The "CURE "at Irvine Meadows Amphitheater
 
By Bunkong Tuon
 

I went to my first concert ever: the Cure's Dream Tour at Irvine Meadows Amphitheater, on May 28th, 2000.  An eclectic of people, from teens to forties, from goths to businessmen, conglomerated for a specific purpose: to experience a Cure's concert.  The Cure played over two and a half hours of solid music, from early materials from the Faith and Pornography albums, to the second revival period of the Disintegration and Wish albums, with recent hits from their latest album Bloodflower. Classic Cure's songs--such as One Hundred Years, The Hanging Garden, Shake Dog Shake, Play for Today, A Forest, In Between Days, Just Like Heaven, Love Song, Fascination Street, Prayers for Rain, Disintegration, Untitled, Open, From the Edge of the Deep Green Sea, Trust, to Wish Impossible Things, End, and Want--were played flawless.  At one point of the show, Smith, after finishing Trust, went to the audience and accepted gifts from lucky fans.  They finished with a long and passionate version of Faith, leaving most of the audience content--except me, who was very greedy and wanted more.  I, who for the first time attended a Cure's concert, wanted so much to hear Boys Don’t Cry; but I also understood that the Cure was probably tired of playing that song. Robert Smith was dressed in his usual attires: black jeans and black shirt, medium-length hair, with the black semi-acoustic guitar.  Simon Gallup had on black tank top, his hair down to his shoulders, holding his guitar like a gun, keeping the bass steady and hypnotic.  I believed Perry Bamonte, who made his debut on the Wish album, was on keyboard. The other two were recent additions to the lineup since Porl Thompson, one of the best guitarists for the Cure, and Boris Williams, an awesome drummer, quitted the band.  These two additions were Roger O'Donnell and Jason Cooper.  The Cure sounded solid; I was very impressed how well they played live as if the band members had been playing together for years.
I discovered the Cure in 1992 with their release of the Wish album, which I read about in the review section of Rolling Stones magazine. What interested me was and still is the voice, or character, which the lyrics embody.  Smith, as a lyricist, is a wordsmith, and, as a singer, a bard of romantic heroes, in the tradition of Keats and Byron. Themes of departure and death of the loved one, the loss and fragmentation of the self and the recovering of disintegrated pieces after an apocalyptic event are meaningful to me.  As a Cambodian who lost both parents as a result of the Revolution of 1975, who experienced cultural shocks and alienation as an immigrant in America in the early 1980s, who is beginning to put the pieces of his life together through literature and art as a college student at California State University, Long Beach, I immediately identified with the Cure's recurring themes of love, death, and other human endeavors.

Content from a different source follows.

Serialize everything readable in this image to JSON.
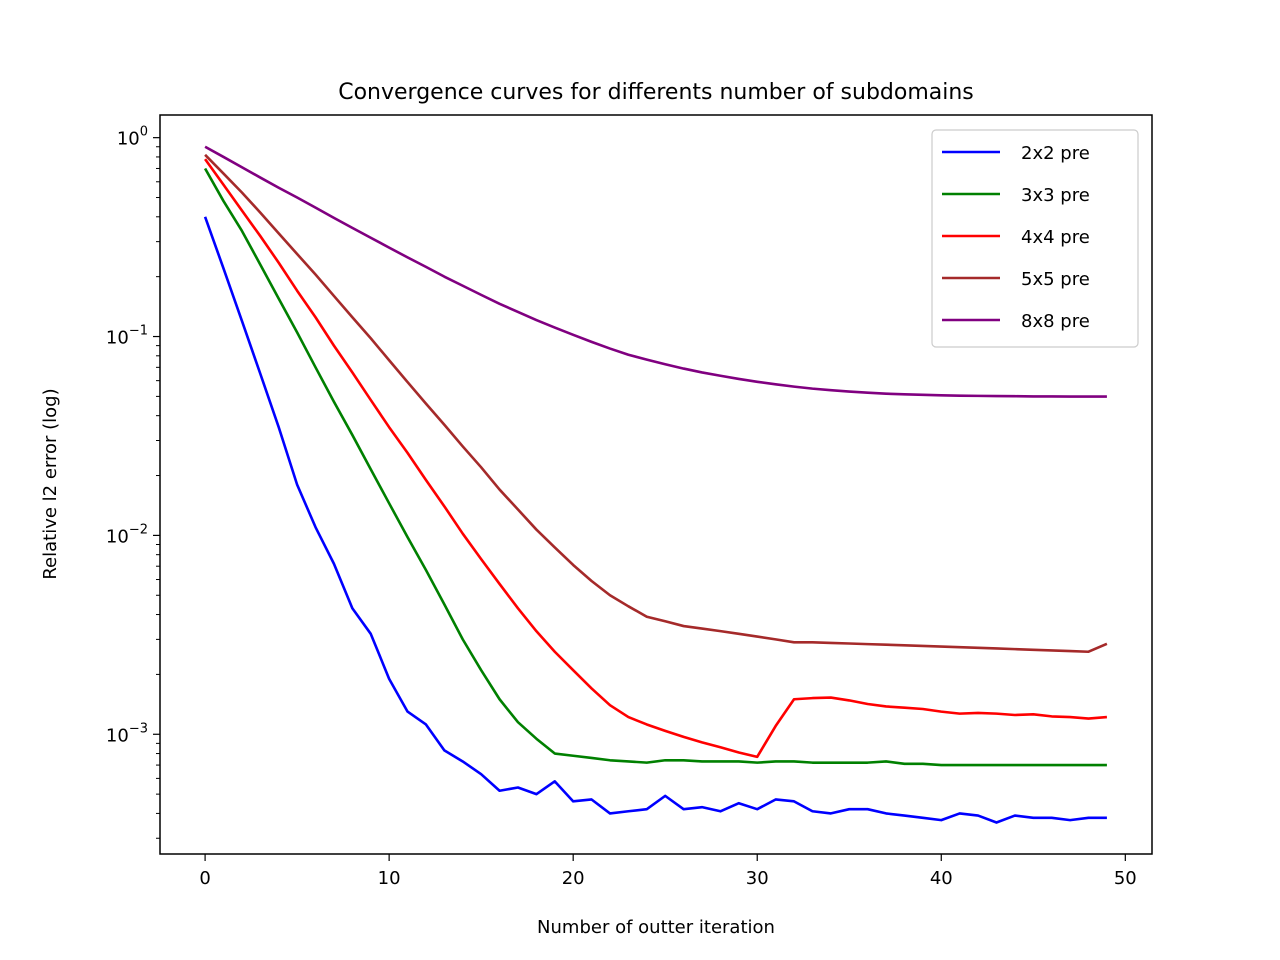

Yet, we, who have survived the War or the Great Flood, who have examined the wasteland that is our lives, we make prayers for the rain to come, to cleanse us of death and sadness, to grant us rebirth and resurrection.  In the face of a desolated world, we pray for Demeter, mother of earth and rebirth, Jesus Christ, son of the Christian God who resurrected after his sacrifice to man, the rain gods and goddesses of the Americas and Africa.  More importantly, we pray to Dionysus, the god of wine and music, because we know that it is through music and art that we are able to defeat Death. The Native Americans know this quite well as they sing and dance so that the rain would fall and make the soil plentiful and provide life sustenance for the people.  It is through watching the rise and fall of Oedipus, king of Thebes, that we Western audience experience catharsis, the cleansing of our damned soul.  Dear Eliot, in our absurd hope, we pray that April is no longer the cruelest month.  Dear Gilgamesh, you almost defeat death as you swim to the bottom of the river to steal the flower of immortality, the symbol of love, its music and rhythm, the force which enables us to reach immortality through our children and grandchildren.
I, Bunkong Tuon, like Gilgamesh before me, like the dancers of the Ishtar, the rain goddess of Summer, too pray for the rain to fall and grant me sustenance of which I am in need.  I sang along to Smith's Prayers for Rain and felt an inner transformation, which only art can do.  I now have strength to face another day. I now have the inspiration and the courage to write.  I now believe in the immortality of the human spirit.  I now am.
Thank you, Aurelio Alba, for making it possible.
 
----BK, Long Beach, CA, May 29, 2000.